De zorgverlener heeft samen met de patiënt en diens naasten aandacht voor de psychische gevolgen van een levensbedreigende aandoening of kwetsbaarheid en de aanwezigheid van eventuele psychiatrische symptomen. Het doel hiervan is om het psychisch welbevinden van de patiënt en diens naasten te vergroten door onder meer de coping te verbeteren. De zorgverlener doet dit aan de hand van geldende richtlijnen en inzichten.

Criteria

  • Zorgverleners hebben gerichte scholing gevolgd en beschikken over basisvaardigheden in het herkennen en eventueel behandelen van veelvoorkomende psychologische en psychiatrische symptomen en toestandsbeelden (onder andere angst, depressie, delier, (complexe) rouw, eenzaamheid, hopeloosheid, hallucinaties, suïcidale gedachten en onttrekkingsverschijnselen bij verslaving).
  • De zorgverlener inventariseert met de patiënt of wettelijke vertegenwoordiger en diens naasten de waarden, wensen en behoeften die bijdragen aan het vergroten of behouden van het psychisch welbevinden op cognitief en emotioneel gebied, waaronder de heroriëntatie op het levensperspectief en het zoeken naar een goede balans. Thema’s die hierbij kunnen spelen zijn onder meer:
    • verwerken (accepteren) van de actuele situatie;
    • het vinden en handhaven van een balans tussen draagkracht en draaglast;
    • waarden en keuzen;
    • respect en eigen identiteit;
    • hervinden van levensinvulling;
    • risico’s en belemmeringen voor het psychisch welbevinden;
    • de (over)belasting van de naasten.
  • De zorgverlener signaleert, inventariseert en beoordeelt, zo mogelijk met behulp van (gevalideerde) meetinstrumenten, de aard en ernst van eventuele klachten, symptomen en risico’s die de patiënt en diens naasten ervaren wat betreft het emotioneel en cognitief functioneren. Hij bespreekt deze met de patiënt en diens naasten en neemt in overleg passende en preventieve maatregelen.

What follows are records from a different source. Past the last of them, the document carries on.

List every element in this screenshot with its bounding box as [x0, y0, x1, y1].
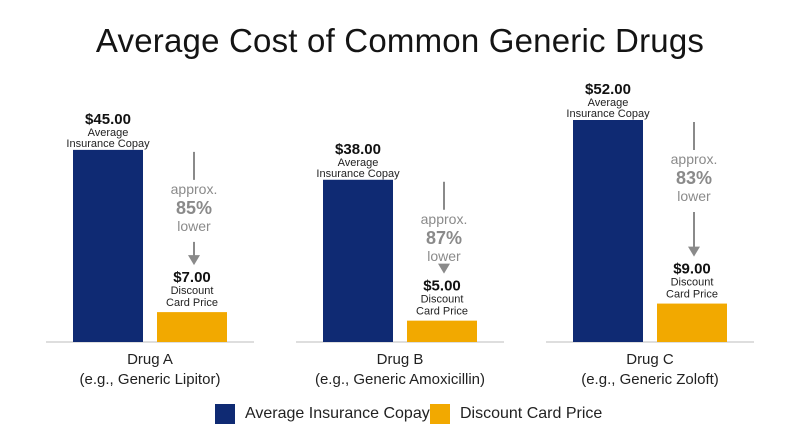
bar-discount-0 [157, 312, 227, 342]
bar-caption-copay-line1-2: Average [588, 97, 629, 109]
legend-label-discount: Discount Card Price [460, 405, 603, 422]
chart-title: Average Cost of Common Generic Drugs [95, 22, 705, 59]
bar-copay-2 [573, 120, 643, 342]
arrow-head-2 [688, 246, 700, 257]
annotation-lower-1: lower [427, 248, 461, 264]
bar-caption-copay-line2-2: Insurance Copay [566, 108, 650, 120]
bar-caption-copay-line2-0: Insurance Copay [66, 138, 150, 150]
arrow-head-1 [438, 263, 450, 274]
bar-discount-2 [657, 303, 727, 342]
annotation-percent-0: 85% [176, 198, 212, 218]
bar-caption-discount-line2-2: Card Price [666, 289, 718, 301]
bar-caption-discount-line2-0: Card Price [166, 297, 218, 309]
category-label-0: Drug A [127, 351, 173, 368]
bar-copay-1 [323, 179, 393, 342]
bar-discount-1 [407, 320, 477, 342]
category-label-2: Drug C [626, 351, 674, 368]
annotation-approx-0: approx. [171, 181, 218, 197]
legend-item-copay: Average Insurance Copay [215, 402, 430, 426]
legend-swatch-copay [215, 404, 235, 424]
data-label-discount-2: $9.00 [673, 261, 711, 278]
annotation-percent-2: 83% [676, 168, 712, 188]
bar-caption-copay-line1-1: Average [338, 157, 379, 169]
legend-item-discount: Discount Card Price [430, 402, 602, 426]
data-label-copay-1: $38.00 [335, 141, 381, 158]
bar-caption-discount-line1-0: Discount [171, 285, 214, 297]
data-label-copay-0: $45.00 [85, 111, 131, 128]
annotation-percent-1: 87% [426, 228, 462, 248]
arrow-head-0 [188, 255, 200, 266]
annotation-lower-2: lower [677, 188, 711, 204]
bar-caption-discount-line2-1: Card Price [416, 306, 468, 318]
legend-label-copay: Average Insurance Copay [245, 405, 430, 422]
bar-copay-0 [73, 149, 143, 342]
category-label-1: Drug B [377, 351, 424, 368]
annotation-lower-0: lower [177, 218, 211, 234]
data-label-copay-2: $52.00 [585, 81, 631, 98]
bar-caption-copay-line1-0: Average [88, 127, 129, 139]
category-subtitle-2: (e.g., Generic Zoloft) [581, 371, 719, 388]
data-label-discount-1: $5.00 [423, 278, 461, 295]
annotation-approx-1: approx. [421, 211, 468, 227]
legend-swatch-discount [430, 404, 450, 424]
bar-caption-discount-line1-2: Discount [671, 277, 714, 289]
data-label-discount-0: $7.00 [173, 269, 211, 286]
bar-caption-discount-line1-1: Discount [421, 294, 464, 306]
category-subtitle-0: (e.g., Generic Lipitor) [80, 371, 221, 388]
annotation-approx-2: approx. [671, 151, 718, 167]
bar-caption-copay-line2-1: Insurance Copay [316, 168, 400, 180]
category-subtitle-1: (e.g., Generic Amoxicillin) [315, 371, 485, 388]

Indien nodig schakelt de zorgverlener een expert in.
  • Bij inventarisatie en behandeling van de psychische toestand van een patiënt hoort ook:
    • effectief communiceren met de patiënt of wettelijk vertegenwoordiger en diens naasten;
    • hen informeren en voorlichten over de ziekte of aandoening of kwetsbaarheid, symptomen, mogelijke behandelingen en bijwerkingen;
    • het geven van veilige en toepasbare adviezen en maatregelen, afgestemd op de patiënt, zijn zorgbehoefte, wilsbekwaamheid en copingstrategieën;
    • in afstemming met de patiënt of wettelijk vertegenwoordiger zo nodig zorgverleners en vrijwilligers informeren.
  • De zorgverlener inventariseert samen met de patiënt en diens naasten welke ondersteuning nodig is op het gebied van cognitief functioneren (begrijpen, onthouden, denken, gesprekken volgen, plannen en organiseren, besef van tijd, plaats en persoon, initiatief nemen).
  • De zorgverlener reageert adequaat op psychische nood en psychiatrische aandoeningen en houdt daarbij rekening met de door de patiënt of wettelijk vertegenwoordiger gemaakte keuzes. Behandeling is gericht op comfort en gebaseerd op het onderzoek van de patiënt, de geldende richtlijnen en inzichten en kan bestaan uit niet-medicamenteuze en medicamenteuze interventies, al of niet ondersteund met complementaire zorg. Het effect van de ingestelde behandeling op het welbevinden van de patiënt dient hierbij regelmatig geëvalueerd en zo nodig herzien te worden.
  • In geval van een psychiatrische aandoening zoals depressie, suïcidale gedachten, angst of delier, als gevolg van een levensbedreigende aandoening of kwetsbaarheid of een bijkomende psychiatrische ziekte, dient de zorgverlener daar waar nodig een expert te consulteren.
  • Gemaakte afspraken voortvloeiend uit het zorgproces worden vastgelegd in het individueel zorgplan.

Gerelateerde standaarden

Fysieke dimensie, sociale dimensie, spirituele dimensie

Vastgesteld: 26-04-2018   Regiehouder: IKNL

Psychische dimensie

De eerste paragraaf van het hoofdstuk ‘Herkenning en Behandeling Symptomen’ in de richtlijn kinderpalliatieve zorg gaat over angst en depressie (pagina’s 50-62). Daarnaast wordt op pagina’s 150-151 en pagina 172 het belang benoemd van psychische klachten bij de ouders en eventuele broers en zussen na het overlijden van het kind. Een update van dit deel van de richtlijn is gemaakt in het kader van het individueel zorgplan. Belangrijke aanvullingen zijn te vinden in het zakboekje.